Tom Izzo Inspires A Feud With John Calipari

Now that the players cycle in and out of college and collect their $200s and scholarships as they pass GO before the NBA Draft, coaches are the new leading characters in college basketball. Kentucky's 2013 recruiting class is receiving more superlatives than any in recent history. Michigan State is ranked in the top 25 of most irrelevant preseason polls.

They'll debut this season against each other in the Champions Classic on November 12 against one another. During Michigan State's Midnight Madness, a caffeinated Tom Izzo told the fans in attendance that they were working on kicking Kentucky's ass. When word reached Calipari, he turned it around and gave a speech that would have had King Leonidas in awe at its splendor during Louisville's Wildcat Tip-off Club luncheon. 

Via CoachCal.com:

Our third game is against Michigan State. That’s going to be hard. They’re already a veteran team. They’ve already made comments that their practices are about beating Kentucky. But I say this to you: If I ask my team when we play Florida, they’re not going to know. North Carolina, (they don’t know). I’m going to do it today, because as I thought about it, they don’t know. You think they know when we’re playing Louisville? They don’t know. They want to know if there is a meal tonight. They don’t know. Now, I ask you this: Does everyone on our schedule know when they’re playing Kentucky?
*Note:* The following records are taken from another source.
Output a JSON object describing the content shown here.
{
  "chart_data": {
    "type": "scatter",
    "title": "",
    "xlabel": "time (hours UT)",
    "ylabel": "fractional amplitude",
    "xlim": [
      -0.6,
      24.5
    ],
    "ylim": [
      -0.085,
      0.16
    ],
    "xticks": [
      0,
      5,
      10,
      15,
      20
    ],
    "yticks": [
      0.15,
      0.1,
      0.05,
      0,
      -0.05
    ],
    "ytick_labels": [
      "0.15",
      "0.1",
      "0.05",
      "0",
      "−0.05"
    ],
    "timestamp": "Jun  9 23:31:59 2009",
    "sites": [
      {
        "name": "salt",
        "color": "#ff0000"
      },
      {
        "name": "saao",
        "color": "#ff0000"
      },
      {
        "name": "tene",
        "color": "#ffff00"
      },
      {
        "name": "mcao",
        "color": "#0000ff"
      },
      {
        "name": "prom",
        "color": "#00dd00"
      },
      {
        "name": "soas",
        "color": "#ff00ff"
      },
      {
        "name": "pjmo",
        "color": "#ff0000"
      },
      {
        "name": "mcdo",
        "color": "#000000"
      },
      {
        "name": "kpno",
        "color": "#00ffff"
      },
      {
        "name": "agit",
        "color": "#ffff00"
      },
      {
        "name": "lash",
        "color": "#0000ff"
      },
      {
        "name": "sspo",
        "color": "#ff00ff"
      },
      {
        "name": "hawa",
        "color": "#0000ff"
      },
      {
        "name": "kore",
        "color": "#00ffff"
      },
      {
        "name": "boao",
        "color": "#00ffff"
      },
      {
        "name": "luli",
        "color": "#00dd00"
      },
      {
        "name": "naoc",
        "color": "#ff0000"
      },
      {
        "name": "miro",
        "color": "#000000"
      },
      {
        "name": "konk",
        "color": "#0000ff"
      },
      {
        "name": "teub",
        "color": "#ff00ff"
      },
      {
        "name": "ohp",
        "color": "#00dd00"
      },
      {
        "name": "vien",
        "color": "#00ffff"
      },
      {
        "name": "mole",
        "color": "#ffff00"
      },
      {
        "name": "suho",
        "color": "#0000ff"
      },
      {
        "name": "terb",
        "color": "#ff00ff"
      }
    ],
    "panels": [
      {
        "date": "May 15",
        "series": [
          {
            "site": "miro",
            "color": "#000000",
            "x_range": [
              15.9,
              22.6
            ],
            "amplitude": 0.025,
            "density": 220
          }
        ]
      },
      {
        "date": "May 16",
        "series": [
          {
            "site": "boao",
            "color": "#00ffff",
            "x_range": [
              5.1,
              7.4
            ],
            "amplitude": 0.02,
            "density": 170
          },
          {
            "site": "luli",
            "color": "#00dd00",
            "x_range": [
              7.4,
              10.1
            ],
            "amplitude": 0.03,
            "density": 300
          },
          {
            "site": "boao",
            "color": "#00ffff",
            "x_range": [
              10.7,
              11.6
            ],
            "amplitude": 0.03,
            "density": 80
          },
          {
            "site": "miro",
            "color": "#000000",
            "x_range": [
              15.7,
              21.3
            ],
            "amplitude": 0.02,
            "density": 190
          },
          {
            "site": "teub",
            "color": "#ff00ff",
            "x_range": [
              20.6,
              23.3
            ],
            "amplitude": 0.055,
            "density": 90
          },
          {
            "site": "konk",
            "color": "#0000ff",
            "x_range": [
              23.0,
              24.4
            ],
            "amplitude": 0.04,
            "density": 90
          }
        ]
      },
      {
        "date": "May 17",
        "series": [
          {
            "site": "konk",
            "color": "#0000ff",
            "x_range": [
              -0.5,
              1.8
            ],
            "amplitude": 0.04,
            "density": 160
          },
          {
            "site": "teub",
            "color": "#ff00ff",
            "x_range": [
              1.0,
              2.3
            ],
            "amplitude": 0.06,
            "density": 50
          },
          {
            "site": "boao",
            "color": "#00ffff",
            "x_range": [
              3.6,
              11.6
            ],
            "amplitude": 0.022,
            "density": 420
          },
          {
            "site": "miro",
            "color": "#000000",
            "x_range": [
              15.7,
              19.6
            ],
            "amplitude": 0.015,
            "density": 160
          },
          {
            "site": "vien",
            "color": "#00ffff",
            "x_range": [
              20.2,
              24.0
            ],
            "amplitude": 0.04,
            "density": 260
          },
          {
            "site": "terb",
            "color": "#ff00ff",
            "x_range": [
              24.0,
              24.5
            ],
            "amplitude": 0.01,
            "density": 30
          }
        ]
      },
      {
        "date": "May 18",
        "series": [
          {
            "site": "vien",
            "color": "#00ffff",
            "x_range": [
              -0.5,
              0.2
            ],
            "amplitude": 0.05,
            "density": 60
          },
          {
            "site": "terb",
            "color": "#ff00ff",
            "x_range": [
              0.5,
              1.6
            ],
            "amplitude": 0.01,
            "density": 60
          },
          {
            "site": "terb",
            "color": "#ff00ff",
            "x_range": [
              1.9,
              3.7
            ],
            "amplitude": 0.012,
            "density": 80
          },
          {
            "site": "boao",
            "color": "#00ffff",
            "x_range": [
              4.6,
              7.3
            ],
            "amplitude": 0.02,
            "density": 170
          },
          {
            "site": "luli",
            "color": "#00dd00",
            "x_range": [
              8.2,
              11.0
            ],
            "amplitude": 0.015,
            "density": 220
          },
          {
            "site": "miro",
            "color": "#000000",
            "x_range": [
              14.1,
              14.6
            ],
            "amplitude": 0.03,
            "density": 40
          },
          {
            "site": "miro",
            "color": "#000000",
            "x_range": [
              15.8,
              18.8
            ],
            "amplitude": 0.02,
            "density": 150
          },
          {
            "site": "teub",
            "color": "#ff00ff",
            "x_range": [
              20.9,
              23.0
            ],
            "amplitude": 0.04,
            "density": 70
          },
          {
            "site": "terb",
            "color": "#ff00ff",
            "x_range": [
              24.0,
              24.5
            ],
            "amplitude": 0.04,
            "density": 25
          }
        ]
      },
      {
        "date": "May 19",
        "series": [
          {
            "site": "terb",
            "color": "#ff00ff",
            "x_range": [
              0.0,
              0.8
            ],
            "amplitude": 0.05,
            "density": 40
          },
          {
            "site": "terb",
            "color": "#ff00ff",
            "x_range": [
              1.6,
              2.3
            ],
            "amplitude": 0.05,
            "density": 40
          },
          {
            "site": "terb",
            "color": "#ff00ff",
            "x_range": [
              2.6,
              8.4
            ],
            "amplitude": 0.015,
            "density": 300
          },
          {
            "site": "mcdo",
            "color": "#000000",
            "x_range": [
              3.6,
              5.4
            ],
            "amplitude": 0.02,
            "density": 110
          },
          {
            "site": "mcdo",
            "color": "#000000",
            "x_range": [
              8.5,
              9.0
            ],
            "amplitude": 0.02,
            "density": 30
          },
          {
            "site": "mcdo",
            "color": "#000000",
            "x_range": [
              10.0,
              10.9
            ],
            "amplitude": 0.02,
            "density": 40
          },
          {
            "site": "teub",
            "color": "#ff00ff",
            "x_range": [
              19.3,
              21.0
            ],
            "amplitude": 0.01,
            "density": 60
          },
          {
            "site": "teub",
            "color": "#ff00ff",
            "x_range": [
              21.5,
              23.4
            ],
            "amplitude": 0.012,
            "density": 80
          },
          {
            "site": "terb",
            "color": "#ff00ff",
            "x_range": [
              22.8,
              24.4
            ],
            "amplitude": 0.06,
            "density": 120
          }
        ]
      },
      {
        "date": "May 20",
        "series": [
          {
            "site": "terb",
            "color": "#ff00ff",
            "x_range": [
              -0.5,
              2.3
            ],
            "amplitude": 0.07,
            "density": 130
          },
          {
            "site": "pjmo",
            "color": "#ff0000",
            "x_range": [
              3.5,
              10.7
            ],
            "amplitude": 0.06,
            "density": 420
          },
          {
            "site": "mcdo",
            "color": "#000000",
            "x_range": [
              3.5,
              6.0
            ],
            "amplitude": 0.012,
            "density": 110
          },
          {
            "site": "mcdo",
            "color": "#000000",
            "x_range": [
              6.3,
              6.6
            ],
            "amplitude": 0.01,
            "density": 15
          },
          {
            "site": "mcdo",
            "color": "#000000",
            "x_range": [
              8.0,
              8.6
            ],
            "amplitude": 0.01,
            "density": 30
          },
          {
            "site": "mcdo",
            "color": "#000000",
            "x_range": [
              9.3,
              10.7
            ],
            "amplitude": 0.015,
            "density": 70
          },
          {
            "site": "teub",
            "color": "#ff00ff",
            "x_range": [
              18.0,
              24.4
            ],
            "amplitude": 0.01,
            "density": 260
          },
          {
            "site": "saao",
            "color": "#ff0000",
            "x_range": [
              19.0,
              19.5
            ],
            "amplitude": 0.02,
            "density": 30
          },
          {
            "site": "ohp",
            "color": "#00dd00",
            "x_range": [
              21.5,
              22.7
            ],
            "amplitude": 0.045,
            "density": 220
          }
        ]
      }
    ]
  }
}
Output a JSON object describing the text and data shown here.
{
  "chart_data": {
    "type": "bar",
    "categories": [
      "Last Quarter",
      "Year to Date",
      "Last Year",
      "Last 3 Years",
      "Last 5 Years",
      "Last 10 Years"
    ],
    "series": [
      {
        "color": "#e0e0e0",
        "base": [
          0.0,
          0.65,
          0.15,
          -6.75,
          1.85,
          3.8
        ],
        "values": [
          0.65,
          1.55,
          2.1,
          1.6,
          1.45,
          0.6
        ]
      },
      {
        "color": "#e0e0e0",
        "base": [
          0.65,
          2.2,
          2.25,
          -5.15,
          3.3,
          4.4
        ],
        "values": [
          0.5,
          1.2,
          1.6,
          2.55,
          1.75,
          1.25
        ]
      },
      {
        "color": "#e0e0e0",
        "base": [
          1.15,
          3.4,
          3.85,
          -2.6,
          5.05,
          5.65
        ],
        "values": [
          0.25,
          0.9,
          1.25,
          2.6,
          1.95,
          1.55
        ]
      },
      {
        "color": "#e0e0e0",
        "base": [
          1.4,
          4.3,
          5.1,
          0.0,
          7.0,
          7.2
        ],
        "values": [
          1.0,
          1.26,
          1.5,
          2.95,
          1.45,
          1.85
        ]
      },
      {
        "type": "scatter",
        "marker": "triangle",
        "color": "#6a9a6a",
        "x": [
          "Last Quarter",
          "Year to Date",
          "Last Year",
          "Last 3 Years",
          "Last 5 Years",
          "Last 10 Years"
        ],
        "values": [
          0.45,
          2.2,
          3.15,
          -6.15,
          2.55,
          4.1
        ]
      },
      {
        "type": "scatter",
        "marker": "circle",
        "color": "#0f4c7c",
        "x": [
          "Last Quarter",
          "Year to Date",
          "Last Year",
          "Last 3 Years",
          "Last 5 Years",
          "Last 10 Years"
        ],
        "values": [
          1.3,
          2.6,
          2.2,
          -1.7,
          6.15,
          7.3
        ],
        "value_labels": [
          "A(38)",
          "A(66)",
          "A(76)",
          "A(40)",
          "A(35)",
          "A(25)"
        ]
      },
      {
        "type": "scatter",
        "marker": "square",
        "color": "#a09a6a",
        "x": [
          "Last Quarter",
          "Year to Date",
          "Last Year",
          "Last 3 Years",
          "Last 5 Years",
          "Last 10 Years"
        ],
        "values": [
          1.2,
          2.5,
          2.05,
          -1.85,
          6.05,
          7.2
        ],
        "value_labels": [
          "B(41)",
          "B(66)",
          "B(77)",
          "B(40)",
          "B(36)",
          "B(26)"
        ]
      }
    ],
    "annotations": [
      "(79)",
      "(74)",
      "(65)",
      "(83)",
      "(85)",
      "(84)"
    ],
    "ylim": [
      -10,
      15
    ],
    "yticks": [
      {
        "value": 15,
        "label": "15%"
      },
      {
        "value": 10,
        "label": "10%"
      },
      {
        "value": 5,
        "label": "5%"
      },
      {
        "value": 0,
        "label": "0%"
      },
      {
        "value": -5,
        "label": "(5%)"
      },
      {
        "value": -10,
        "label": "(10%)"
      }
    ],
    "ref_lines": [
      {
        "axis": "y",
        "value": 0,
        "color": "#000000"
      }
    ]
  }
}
Oh, they know. And it’s on their locker, it’s on their ceiling of their bedroom. You’ve got to deal with that. That’s part of being at Kentucky. You know what I tell them? Not only do they want to beat Kentucky, they want to beat you as individual player. You want to know why? They wanted that scholarship that you got and they want to prove they’re better than you, not just their team is better than Kentucky. So that’s the challenge that we have. But would you want it any other way? I don’t. Bring it. Let’s go.

The gauntlet has been thrown down. All he needed was an anytime, anywhere to really spice up that oratory declamation.